De door TNO ontwikkelde batterij kan warmte zowel voor korte periodes als voor een heel seizoen opslaan. Zo kan in de zomer opgewekte energie worden opgeslagen en gebouwen in de winter verwarmen en van warm water voorzien. Bovendien kan de batterij tevens elektrische energie in de vorm van warmte opslaan.
” aldus TNO op bovenstaande webpagina dd 09 september 2020 .

Het product van TNO is interessant, maar ik waag mij op deze site niet aan technische adviezen. Of een warmtebatterij in een concrete woning mogelijk en zinvol is, hangt van meer af dan alleen maar de batterij zelf. Zoals isolatie, leidingen, woningtype, warmteanabod en dergelijke. De warmtebatterij moet passen in een groter geheel.

Het energie-eiland van Tennet

Het energie-eiland van Tennet op de Doggersbank

Tennet is de staatsonderneming die ons hoogspanningsnet beheert. Dat is een taak met vele aspecten.

Op 8 maart 2017 kwam Tennet met een persbericht, dat het ging samenwerken met andere hoogspanningsbeheerders aan de bouw van een North Sea Wind Power Hub (zeg maar een energie-eiland), waarschijnlijk op de Doggersbank. Nu nog met het Deense Energinet.dk en met de Duitse dochteronderneming TenneT Duitsland, later mogelijk ook met hoogspanningsbeheerders uit Noorwegen, Groot-Brittanie en Belgie en andere infrastructuurondernemingen. Zie www.tennet.eu/nl/persbericht energie-eiland .

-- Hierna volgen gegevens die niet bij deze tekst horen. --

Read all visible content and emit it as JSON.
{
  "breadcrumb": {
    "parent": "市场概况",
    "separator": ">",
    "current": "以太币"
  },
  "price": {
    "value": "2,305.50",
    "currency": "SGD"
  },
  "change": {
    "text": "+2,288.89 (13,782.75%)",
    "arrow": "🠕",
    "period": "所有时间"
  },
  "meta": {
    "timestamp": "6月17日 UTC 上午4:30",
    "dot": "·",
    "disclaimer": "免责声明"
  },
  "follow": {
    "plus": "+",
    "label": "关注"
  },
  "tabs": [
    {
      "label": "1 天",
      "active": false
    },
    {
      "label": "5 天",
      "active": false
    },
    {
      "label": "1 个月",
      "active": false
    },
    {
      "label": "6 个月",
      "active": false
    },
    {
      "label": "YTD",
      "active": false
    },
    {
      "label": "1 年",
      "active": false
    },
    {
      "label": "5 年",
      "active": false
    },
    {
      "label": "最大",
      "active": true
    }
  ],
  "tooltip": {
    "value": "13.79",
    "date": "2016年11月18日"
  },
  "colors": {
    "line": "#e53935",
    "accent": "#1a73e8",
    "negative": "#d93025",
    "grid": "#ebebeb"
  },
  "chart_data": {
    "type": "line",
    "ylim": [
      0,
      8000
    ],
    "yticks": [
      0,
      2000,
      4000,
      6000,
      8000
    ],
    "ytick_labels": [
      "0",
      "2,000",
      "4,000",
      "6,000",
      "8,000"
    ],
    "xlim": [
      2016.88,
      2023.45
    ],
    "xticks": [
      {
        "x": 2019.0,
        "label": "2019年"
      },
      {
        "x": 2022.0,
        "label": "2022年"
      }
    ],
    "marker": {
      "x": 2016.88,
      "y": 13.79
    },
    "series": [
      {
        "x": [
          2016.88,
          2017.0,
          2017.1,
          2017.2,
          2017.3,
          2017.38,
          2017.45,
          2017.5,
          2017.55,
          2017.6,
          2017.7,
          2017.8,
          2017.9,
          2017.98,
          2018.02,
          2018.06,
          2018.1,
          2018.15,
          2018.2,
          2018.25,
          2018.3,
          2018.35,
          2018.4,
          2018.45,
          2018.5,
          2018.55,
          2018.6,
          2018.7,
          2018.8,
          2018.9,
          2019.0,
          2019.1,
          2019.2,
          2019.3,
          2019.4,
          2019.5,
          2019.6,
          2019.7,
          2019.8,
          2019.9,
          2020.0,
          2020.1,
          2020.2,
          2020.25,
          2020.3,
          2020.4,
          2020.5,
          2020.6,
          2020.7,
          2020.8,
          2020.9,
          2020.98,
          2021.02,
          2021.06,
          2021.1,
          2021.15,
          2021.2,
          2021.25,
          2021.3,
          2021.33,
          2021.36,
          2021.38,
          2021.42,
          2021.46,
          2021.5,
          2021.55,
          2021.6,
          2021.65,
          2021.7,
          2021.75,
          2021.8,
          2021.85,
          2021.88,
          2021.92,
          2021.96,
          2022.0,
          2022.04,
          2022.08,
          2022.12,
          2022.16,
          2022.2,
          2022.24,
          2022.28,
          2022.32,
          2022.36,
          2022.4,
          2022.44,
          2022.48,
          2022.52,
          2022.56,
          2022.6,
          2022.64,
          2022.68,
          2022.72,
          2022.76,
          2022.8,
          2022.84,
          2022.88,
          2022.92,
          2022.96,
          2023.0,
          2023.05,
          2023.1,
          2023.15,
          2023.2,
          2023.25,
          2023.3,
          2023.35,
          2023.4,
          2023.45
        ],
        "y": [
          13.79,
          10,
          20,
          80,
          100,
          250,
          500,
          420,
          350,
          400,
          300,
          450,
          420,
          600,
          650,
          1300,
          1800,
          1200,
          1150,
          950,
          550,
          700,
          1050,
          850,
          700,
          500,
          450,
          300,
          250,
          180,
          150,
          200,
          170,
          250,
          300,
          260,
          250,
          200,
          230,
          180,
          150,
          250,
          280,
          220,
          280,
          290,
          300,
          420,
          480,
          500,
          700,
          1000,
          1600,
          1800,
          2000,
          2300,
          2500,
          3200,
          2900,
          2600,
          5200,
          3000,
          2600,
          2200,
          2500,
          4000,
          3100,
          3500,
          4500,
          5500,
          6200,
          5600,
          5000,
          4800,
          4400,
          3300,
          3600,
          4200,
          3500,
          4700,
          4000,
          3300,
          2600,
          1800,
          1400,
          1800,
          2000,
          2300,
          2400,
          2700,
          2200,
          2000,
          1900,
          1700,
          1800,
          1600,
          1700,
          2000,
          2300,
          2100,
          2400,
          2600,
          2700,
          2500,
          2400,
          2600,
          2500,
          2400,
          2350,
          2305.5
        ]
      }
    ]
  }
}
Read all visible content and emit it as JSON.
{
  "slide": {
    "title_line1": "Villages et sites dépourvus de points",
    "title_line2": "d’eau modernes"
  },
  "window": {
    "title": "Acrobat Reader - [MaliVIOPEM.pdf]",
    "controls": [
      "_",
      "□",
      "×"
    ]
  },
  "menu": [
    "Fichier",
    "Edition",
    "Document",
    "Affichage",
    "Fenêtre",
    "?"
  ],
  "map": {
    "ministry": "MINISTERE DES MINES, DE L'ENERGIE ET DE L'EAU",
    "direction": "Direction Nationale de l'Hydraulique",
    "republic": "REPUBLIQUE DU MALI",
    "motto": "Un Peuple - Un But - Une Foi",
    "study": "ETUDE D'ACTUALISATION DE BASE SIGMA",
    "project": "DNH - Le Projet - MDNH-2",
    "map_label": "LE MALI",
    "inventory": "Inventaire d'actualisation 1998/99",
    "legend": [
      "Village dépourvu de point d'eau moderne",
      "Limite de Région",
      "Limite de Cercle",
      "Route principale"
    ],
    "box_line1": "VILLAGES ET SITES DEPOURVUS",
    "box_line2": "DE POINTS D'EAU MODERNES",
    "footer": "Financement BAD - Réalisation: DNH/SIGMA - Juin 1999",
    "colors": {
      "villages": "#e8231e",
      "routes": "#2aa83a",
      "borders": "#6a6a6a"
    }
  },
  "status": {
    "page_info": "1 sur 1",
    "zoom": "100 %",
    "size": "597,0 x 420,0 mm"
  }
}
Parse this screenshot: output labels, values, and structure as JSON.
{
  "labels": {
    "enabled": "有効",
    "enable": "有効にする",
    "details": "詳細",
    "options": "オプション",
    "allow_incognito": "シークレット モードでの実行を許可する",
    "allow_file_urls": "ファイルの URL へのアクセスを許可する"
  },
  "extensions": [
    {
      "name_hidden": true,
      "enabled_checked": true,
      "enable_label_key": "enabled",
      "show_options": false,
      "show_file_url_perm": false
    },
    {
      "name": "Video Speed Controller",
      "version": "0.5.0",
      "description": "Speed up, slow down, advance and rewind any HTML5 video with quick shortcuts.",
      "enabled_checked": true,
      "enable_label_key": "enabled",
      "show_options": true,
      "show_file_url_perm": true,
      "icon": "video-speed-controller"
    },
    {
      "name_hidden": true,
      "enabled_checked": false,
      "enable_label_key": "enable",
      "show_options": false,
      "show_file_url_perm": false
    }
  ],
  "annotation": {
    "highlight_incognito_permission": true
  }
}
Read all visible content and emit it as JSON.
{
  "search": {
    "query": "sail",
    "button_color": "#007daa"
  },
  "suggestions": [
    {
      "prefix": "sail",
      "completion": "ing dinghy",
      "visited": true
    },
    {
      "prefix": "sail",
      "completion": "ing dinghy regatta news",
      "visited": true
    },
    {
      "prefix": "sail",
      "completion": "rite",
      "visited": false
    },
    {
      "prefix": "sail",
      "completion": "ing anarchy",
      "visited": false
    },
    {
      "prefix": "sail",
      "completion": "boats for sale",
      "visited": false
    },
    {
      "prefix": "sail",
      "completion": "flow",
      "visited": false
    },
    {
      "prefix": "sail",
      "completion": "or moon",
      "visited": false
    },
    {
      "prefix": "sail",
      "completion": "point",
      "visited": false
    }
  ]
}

Op het eiland kunnen vele windparken worden aangesloten (ca 70 tot 100GW). Omdat het eiland relatief dicht bij de windparken ligt, kunnen de leidingen van de parken naar het eiland in de (goedkopere) wisselstroomtechniek worden uitgevoerd. De lange leidingen naar het land worden in gelijkspanning uitgevoerd (HVDC). Zie ook Overschakelen op gelijkstroom? . Die leidingen dienen dan tevens als verbinding van de Noordzeelanden onderling. Dat is van belang, omdat het grillige karakter van de belangrijkste duurzame bronnen zon en wind statistisch gedempt wordt door een zo groot mogelijk gebied tot één groot net te maken (het waait of schijnt altijd wel ergens wel of niet).
Bovendien kunnen op een dergelijk eiland blijvend mensen, onderdelen en assemblagehallen worden geplaatst.

De samenwerking gaat bekrachtigd worden tijdens het North Seas Energy Forum in Brussel van 23 maart 2017 (zie ec.europa.eu/energy/events/north-seas-energy-forum )

Het eiland (eventueel meerdere eilanden) gaan veel geld kosten: de komende 10 jaar ca 25 miljard Euro. Maar TenneT blijkt in staat met Green Bonds grote bedragen te kunnen ophalen. In 2016 haalde TenneT 3 miljard aan obligaties op. Die worden zwaar overtekend en vliegen dus als zoete broodjes weg.

Op dit moment is wind op zee de goedkoopste wijze van energie opwekken. De meest recente projecten zijn zelfs goedkoper dan kolen, en halen bijna de groothandelsprijs van elektrische energie (en worden dan dus financieel zonder subsidie rendabel).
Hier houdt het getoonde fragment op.